University of St. Thomas School of Engineering Professor John Abraham recently spoke with multiple national and global media outlets to provide insight into the most recent study on ocean heat content, which paints a clear picture of the dangerous trajectory of global warming.

Abraham - a renowned climate researcher - is part of a team of more than 20 leading experts from reputable institutions around the globe who monitor the Earth's oceans on a regular basis to better understand how global warming is changing our planet.

the guardian

From The Guardian:

The international team of scientists that produced the new ocean heat analysis concluded: “The Earth’s energy and water cycles have been profoundly altered due to the emission of greenhouse gases by human activities, driving pervasive changes in Earth’s climate system.”

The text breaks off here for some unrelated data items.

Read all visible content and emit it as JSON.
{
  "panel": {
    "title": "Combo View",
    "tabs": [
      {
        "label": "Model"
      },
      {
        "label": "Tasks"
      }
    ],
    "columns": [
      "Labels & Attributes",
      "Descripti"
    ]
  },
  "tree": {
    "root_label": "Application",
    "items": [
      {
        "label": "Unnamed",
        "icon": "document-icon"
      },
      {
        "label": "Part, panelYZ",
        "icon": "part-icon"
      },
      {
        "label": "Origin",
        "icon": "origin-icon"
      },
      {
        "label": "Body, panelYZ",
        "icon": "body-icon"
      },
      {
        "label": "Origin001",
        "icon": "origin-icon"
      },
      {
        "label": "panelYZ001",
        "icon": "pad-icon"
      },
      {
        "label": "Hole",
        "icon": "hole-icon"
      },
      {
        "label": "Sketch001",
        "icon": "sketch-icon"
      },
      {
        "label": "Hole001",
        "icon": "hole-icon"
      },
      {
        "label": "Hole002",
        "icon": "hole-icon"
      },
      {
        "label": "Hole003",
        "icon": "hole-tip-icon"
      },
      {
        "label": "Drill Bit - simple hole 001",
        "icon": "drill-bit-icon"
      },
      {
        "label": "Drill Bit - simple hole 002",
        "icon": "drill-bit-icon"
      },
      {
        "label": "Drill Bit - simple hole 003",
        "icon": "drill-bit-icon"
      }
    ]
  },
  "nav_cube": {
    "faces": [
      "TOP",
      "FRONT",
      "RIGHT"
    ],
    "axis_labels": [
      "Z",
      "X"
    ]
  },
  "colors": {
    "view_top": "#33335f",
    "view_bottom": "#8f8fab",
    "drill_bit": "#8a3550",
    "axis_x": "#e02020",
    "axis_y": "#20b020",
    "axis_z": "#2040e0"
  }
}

Professor John Abraham, at the University of St Thomas in Minnesota and part of the study team, said: “If you want to measure global warming, you want to measure where the warming goes, and over 90% goes into the oceans.

“Measuring the oceans is the most accurate way of determining how out of balance our planet is.

“We are getting more extreme weather because of the warming oceans and that has tremendous consequences all around the world.”

From The Washington Post:

The amount of excess heat buried in the planet’s oceans, a strong marker of climate change, reached a record high in 2022, reflecting more stored heat energy than in any year since reliable measurements were available in the late 1950s, a group of scientists reported Wednesday.

That eclipses the ocean heat record set in 2021 — which eclipsed the record set in 2020, which eclipsed the one set in 2019. And it helps to explain a seemingly ever-escalating pattern of extreme weather events of late, many of which are drawing extra fuel from the energy they pull from the oceans.

“If we keep breaking records, it’s kind of like a broken record,” said John Abraham, a climate researcher at the University of St. Thomas in Minnesota and one of the authors of the new research published in Advances in Atmospheric Sciences.